BY DAVE TAYLOR
I hate to say it, but I get the feeling that people are ready for me to die.
I don’t mean that people are actually looking forward to it or anxious to see how it goes, I just mean people lately seem more mentally prepared for the fact that I’m probably going to be gone somewhat soon.
When people were first finding out about my cancer and how bad it was the nearly universal reaction was denial. “No, you’re too young to die like that,” “There’s too much left that you need to do,” things like that.
I will admit that I liked that people were in denial because it freed me up to be a little more pragmatic about it, which I was trying to be. Plus, it would’ve been pretty crappy if everyone just shrugged and said “OK” when they heard about it.
But things have changed.
I’m not implying that people are shrugging now, but the reactions to it lately are more realistic, with most people skipping the denial and going straight toward something in between. It’s as if they’ve begun to realize that pretending it’s not looming isn’t a good use of their time, so they come up with responses about how I could be healed, or maybe I’ll go to Heaven (which I myself have said many times) or they’ll comment on how they’ll see me in Heaven one day, etc.
Plus, I’m pretty much out of sight, out of mind for most people now. I wasn’t exactly the man about town before, but now I never go to any events other than church and chemo. People have heard I’m dying and now they’ve seen that I’m gone, so why wouldn’t they have mentally moved on?

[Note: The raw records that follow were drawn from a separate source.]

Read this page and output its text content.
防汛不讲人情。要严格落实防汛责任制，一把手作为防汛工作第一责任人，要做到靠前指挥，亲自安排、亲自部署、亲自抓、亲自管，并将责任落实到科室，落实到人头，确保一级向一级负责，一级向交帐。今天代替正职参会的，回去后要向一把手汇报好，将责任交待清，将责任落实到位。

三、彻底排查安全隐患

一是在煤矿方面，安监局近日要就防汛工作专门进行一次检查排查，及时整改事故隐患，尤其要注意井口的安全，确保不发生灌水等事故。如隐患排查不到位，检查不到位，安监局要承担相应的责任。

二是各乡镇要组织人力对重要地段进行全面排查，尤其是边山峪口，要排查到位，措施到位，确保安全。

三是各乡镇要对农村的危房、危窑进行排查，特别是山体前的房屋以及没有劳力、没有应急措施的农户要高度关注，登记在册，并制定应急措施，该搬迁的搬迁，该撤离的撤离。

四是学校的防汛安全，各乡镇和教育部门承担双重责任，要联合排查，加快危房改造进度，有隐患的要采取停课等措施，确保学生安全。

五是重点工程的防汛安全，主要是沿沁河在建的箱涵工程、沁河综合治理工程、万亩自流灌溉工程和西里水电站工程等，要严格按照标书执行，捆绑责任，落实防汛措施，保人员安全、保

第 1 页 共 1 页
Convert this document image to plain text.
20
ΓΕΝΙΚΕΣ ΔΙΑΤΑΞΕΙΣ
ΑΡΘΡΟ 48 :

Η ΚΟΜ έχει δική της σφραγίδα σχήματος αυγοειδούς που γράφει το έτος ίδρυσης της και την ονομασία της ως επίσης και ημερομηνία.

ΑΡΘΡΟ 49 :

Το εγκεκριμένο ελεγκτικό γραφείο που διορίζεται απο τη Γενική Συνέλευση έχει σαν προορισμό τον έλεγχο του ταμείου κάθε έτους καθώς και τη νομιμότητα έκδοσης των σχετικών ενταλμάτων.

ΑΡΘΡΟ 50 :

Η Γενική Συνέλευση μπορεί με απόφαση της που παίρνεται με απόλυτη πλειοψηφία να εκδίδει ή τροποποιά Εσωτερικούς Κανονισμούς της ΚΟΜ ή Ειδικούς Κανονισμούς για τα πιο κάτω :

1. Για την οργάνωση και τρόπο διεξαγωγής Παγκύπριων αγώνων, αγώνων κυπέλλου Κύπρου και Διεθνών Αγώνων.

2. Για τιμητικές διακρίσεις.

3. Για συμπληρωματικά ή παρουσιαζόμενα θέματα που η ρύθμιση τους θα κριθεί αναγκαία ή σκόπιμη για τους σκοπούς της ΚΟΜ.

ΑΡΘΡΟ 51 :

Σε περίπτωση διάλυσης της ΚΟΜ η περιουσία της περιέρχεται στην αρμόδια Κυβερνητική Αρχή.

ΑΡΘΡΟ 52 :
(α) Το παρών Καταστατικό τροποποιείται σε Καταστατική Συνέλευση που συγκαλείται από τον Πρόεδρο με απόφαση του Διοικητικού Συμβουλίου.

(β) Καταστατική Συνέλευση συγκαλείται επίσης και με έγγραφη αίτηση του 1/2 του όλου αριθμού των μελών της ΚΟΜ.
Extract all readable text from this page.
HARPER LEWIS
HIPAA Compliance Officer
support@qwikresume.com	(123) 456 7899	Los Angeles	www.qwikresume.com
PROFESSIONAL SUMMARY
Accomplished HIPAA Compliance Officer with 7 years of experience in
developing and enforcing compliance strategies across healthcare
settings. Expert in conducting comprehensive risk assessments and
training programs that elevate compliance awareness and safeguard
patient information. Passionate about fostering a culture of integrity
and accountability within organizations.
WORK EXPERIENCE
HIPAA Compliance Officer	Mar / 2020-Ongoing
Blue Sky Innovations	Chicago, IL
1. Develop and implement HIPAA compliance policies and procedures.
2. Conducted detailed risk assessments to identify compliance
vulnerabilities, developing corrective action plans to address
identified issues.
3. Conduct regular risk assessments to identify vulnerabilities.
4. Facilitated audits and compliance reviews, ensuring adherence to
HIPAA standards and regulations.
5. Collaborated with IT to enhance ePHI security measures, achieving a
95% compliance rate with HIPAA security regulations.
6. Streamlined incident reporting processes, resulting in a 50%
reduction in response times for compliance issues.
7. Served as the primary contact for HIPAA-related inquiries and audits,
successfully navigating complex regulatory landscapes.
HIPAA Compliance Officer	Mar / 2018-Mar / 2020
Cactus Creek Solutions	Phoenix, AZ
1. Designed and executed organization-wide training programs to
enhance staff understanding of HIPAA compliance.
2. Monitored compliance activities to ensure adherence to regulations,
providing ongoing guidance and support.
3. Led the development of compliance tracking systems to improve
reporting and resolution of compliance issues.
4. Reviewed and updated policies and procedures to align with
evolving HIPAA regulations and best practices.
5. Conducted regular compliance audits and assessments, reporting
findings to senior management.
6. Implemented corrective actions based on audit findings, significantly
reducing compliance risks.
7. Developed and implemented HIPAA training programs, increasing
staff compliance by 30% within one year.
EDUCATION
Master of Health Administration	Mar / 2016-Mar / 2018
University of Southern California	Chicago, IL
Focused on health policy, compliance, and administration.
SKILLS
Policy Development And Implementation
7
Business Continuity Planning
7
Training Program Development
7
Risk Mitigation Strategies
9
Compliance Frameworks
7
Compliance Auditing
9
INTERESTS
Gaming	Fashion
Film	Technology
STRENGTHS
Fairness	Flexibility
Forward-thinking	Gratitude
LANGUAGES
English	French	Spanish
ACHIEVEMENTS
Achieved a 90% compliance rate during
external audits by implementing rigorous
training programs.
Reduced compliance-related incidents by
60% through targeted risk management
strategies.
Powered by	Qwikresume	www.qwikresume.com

Tuesday of this week I got a stark reminder of how tenuous my sickness is, when my most recent CT scan showed that my cancer had grown a pretty good amount. I believe it was the biggest change in sizes of cancer spots between any two scans, and it definitely went in what I would call the wrong direction.
When my doctor came into the room to talk to me he was talking more quietly than normal, and when he asked if i’d had more pain this month I had a bad feeling about what else was coming.
But here’s the thing: I immediately prayed for my doctor and for me and for the scan results, and despite it being hard to hear that one more chemo hasn’t worked, God gave me a peace beyond what makes any sense. I was actually feeling pretty positive as we left the office, thinking that maybe this next one will be the one that works, or maybe none will work but God will bring about some good through the process.
I’m ashamed to admit that there were a couple of weeks recently that I failed to pray every day, but the past few days I’m back on track.
The Bible says our lives are like the morning fog – it’s here a little while and then it’s gone (James 4:14). I’m feeling that verse now more than ever.